La fine della sinistra e i colpi di Stato senza carri armati
In questa crisi la sinistra è caduta rovinosamente dentro le proprie contraddizioni, si è lasciata corrompere proprio dal sistema che aveva combattuto lungamente e adesso è affonnosamente in difesa di sé stessa. Il popolo l’ha lasciata e si sta consegnando nelle mani di chi lo aveva sempre sfruttato e manipolato.
L’analisi di Leonardo Boff, ripresa generosamente dal progressista «Jornal do Brasil», rivela impietosamente il dramma politico-sociale presente e oggi la sinistra si riscopre afasica e senza strategie. Non a caso sta tentando la carta, dopo la destituzione di Dilma, di elezioni anticipate, a seguito di una disperata modifica costituzionale, con un voto nel prossimo ottobre e con la ricandidatura di Lula.
La destra sta pensando di arricchire questa modifica con il divieto alla rielezione degli ex-presidenti, affossando in questo modo anche l’ormai stanco Lula, addirittura umiliato da un oscuro giudice paulista, Sérgio Moro, e tradotto obbligatoriamente in un commissariato della polizia federale per rispondere di presunti abusi finanziari di suoi familiari.

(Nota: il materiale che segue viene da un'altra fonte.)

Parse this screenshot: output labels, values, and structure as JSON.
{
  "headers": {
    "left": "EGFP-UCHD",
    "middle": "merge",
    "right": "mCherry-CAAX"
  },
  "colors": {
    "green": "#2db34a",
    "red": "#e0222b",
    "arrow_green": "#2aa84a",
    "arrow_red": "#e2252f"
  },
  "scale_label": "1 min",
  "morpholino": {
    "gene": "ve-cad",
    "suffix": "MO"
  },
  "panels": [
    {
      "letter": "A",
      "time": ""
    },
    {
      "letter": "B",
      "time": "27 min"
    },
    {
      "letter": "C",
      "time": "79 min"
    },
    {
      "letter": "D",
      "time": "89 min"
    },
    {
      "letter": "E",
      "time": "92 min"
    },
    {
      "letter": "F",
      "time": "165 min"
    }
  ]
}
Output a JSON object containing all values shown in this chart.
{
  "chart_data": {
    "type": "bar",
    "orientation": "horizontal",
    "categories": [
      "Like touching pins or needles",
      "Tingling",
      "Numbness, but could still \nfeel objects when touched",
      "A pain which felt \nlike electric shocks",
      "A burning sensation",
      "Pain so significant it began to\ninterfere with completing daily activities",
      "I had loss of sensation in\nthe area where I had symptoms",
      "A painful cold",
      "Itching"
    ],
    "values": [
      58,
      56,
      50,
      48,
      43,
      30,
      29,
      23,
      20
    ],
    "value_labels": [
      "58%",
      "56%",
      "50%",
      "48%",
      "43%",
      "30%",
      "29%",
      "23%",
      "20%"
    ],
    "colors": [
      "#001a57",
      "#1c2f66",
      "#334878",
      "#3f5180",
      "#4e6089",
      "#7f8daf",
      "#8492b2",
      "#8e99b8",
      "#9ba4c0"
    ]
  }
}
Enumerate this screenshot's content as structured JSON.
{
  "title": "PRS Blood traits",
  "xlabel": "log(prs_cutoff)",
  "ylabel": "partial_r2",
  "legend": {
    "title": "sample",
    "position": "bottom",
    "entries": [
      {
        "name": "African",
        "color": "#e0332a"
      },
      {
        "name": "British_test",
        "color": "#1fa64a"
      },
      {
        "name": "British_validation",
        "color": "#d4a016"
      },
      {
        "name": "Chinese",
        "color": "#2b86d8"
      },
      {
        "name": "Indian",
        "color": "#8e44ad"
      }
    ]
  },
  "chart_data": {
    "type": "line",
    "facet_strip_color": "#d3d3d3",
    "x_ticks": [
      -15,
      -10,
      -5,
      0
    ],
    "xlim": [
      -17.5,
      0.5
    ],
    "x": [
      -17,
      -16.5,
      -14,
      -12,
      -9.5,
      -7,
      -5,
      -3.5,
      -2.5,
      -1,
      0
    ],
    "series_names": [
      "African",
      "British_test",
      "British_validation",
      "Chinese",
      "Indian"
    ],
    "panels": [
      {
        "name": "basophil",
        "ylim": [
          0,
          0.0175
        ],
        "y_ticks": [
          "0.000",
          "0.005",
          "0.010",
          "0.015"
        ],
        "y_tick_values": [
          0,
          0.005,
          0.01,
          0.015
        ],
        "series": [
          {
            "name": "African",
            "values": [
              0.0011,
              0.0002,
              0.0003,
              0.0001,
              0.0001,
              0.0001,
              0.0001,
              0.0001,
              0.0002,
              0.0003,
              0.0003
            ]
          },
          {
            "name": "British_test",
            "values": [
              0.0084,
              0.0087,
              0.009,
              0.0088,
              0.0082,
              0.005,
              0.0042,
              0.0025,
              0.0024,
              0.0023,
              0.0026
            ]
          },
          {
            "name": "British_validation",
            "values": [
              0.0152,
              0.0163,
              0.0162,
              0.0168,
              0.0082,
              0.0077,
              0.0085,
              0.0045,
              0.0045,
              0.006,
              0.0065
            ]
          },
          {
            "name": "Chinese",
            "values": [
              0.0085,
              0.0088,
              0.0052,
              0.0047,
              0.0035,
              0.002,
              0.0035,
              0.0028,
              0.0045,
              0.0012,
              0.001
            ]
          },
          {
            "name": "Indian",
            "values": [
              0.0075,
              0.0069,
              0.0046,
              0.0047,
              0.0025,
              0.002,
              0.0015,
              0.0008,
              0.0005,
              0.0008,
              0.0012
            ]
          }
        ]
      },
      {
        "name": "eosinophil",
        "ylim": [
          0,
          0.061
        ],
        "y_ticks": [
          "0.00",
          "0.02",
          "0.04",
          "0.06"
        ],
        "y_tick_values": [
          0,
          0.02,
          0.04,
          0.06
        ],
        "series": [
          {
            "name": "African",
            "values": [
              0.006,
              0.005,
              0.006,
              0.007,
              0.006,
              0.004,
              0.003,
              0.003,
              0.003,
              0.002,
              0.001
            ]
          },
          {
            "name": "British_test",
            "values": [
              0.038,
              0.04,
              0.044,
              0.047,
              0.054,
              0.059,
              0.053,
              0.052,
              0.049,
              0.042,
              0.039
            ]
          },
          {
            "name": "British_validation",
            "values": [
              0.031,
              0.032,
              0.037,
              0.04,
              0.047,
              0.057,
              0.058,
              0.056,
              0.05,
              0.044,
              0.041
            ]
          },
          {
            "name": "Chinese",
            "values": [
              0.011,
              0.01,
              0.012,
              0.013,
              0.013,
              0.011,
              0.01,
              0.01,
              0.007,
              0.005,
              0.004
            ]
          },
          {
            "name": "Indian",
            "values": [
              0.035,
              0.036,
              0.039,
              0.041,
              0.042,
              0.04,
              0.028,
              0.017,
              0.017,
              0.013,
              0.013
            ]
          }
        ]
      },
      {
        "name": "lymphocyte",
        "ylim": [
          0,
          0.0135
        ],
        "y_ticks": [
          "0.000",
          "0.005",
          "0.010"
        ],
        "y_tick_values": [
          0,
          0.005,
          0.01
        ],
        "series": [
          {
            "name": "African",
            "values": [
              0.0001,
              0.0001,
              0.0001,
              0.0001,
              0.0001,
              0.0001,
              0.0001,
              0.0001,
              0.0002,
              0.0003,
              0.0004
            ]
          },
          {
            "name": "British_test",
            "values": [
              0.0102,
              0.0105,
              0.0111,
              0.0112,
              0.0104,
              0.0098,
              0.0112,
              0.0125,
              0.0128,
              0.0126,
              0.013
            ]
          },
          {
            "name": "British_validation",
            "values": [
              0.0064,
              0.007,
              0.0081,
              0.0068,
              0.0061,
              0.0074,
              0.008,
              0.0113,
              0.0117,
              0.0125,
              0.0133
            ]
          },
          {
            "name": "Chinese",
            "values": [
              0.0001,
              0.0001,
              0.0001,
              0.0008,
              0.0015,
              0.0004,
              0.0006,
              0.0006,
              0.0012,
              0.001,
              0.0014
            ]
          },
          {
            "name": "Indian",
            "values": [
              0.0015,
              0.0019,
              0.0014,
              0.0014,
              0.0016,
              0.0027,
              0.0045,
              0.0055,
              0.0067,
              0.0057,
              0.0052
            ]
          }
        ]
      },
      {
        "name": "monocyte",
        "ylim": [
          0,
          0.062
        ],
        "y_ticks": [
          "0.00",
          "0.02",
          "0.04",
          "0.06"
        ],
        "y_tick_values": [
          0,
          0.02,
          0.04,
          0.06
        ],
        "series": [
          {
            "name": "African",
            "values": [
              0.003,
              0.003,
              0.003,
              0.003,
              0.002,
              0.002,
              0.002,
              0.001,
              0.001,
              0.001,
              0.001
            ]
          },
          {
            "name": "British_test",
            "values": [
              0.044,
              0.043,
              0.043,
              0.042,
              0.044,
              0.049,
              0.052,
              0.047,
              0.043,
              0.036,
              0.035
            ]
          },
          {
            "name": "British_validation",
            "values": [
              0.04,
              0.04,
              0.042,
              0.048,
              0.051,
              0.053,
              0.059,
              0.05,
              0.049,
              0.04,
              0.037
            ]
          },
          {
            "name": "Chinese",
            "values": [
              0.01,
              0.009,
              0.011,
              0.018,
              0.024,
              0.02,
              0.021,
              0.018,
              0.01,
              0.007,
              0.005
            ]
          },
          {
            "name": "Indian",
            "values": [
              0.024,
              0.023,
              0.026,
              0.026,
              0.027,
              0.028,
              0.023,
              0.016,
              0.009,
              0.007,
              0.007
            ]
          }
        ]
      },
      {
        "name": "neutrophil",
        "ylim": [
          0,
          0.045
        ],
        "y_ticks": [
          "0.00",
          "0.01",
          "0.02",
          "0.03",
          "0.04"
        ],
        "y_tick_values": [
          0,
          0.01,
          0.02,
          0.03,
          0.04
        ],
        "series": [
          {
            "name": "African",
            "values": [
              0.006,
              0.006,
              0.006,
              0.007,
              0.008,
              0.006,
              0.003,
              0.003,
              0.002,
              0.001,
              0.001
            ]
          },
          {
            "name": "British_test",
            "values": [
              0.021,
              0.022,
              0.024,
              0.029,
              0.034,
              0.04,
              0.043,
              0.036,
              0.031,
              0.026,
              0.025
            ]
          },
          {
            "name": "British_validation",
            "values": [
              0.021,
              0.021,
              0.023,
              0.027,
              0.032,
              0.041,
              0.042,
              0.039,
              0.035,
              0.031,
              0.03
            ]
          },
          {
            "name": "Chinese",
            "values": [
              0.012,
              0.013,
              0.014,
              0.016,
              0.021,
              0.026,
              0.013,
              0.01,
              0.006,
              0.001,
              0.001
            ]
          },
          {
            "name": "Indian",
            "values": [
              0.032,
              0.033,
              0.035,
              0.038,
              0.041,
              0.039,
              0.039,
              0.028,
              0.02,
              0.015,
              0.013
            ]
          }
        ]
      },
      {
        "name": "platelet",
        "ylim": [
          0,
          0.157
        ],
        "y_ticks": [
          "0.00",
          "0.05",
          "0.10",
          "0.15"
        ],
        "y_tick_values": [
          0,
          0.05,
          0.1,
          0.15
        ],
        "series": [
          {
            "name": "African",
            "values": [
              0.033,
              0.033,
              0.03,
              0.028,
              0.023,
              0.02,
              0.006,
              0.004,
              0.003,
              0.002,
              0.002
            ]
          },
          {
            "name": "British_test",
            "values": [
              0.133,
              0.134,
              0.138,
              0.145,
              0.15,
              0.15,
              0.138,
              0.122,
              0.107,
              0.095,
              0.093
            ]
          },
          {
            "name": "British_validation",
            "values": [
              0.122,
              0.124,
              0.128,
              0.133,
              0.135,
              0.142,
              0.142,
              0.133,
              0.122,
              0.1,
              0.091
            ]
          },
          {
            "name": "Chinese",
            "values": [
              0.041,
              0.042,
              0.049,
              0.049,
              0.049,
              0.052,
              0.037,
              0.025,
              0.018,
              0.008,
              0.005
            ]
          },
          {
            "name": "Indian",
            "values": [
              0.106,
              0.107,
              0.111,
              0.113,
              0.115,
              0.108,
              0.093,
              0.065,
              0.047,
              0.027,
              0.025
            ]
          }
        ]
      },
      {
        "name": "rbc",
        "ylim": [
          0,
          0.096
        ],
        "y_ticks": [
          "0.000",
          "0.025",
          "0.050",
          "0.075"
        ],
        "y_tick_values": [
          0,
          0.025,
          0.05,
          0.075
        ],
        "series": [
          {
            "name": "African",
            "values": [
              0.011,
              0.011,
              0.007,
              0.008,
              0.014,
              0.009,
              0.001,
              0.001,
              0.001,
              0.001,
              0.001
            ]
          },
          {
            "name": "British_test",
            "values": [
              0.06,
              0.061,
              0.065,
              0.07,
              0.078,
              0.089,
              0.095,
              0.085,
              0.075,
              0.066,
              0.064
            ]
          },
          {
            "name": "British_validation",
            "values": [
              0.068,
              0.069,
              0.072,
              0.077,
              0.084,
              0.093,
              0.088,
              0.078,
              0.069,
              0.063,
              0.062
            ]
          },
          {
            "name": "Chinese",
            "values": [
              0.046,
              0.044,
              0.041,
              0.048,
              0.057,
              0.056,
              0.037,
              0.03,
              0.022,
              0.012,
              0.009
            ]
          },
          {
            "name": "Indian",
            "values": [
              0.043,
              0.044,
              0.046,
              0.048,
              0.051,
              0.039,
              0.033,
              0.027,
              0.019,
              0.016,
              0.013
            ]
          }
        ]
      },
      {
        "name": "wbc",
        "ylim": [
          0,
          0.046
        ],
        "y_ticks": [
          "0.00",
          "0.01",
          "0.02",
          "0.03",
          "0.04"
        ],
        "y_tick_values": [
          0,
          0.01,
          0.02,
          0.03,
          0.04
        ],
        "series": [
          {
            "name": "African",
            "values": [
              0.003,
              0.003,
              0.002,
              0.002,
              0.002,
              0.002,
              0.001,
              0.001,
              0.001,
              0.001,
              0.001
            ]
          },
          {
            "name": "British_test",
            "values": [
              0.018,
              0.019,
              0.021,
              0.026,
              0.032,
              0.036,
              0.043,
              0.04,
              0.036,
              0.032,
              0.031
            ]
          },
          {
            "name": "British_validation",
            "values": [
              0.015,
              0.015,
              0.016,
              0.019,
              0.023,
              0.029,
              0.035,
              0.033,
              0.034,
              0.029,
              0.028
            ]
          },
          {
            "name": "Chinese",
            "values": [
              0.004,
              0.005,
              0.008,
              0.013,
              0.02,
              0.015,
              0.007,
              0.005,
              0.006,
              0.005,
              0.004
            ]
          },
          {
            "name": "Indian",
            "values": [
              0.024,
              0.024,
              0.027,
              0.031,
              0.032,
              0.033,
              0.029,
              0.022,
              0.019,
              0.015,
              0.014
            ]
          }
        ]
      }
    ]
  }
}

D’altro canto la candidatura di Lula è il segno di una disperazione elettorale di una sinistra che sta affogando in un sistema politico, che sta a sua volta affogando e che corre il rischio concreto di restare senza la prima, la seconda e la terza carica della Repubblica Federativa.
Come è facile comprendere, in altri tempi un colpo di Stato militare avrebbe rapidamente risolto ogni instabilità, con tanto di carri armati per le strade, mentre oggi il sistema neoliberale si è affinato e non ha bisogno di «putsch» cruenti. Può tranquillamente organizzare e mettere in atto colpi di Stato senza carri armati.
È ormai tutta l’America Latina a essere attraversata da questo vento di rivincita delle «destre eterne».
Un insegnamento radicale
Da tutto ciò traggo un insegnamento radicale, che mi comunica alcune verità profonde: il neoliberalismo è un sistema di morte, la democrazia rappresentativa ha subìto un attacco sanguinoso da parte di questo capitalismo innamorato della morte e soprattutto la tanto agognata rivoluzione ha bisogno di nuovi processi, che non sono più quelli delle lotte di liberazione romantiche di un tempo e dei loro linguaggi stantii, ma di un’educazione politica collettiva e di partiti politici che, dopo avere elaborato progetti di sviluppo, li attuino in profondità e non si nascondano dietro una pur lodevole e semplice iniziativa sociale.
Tutto ciò non è più sufficiente e il sistema delle destre eterne va sconfitto sul serio.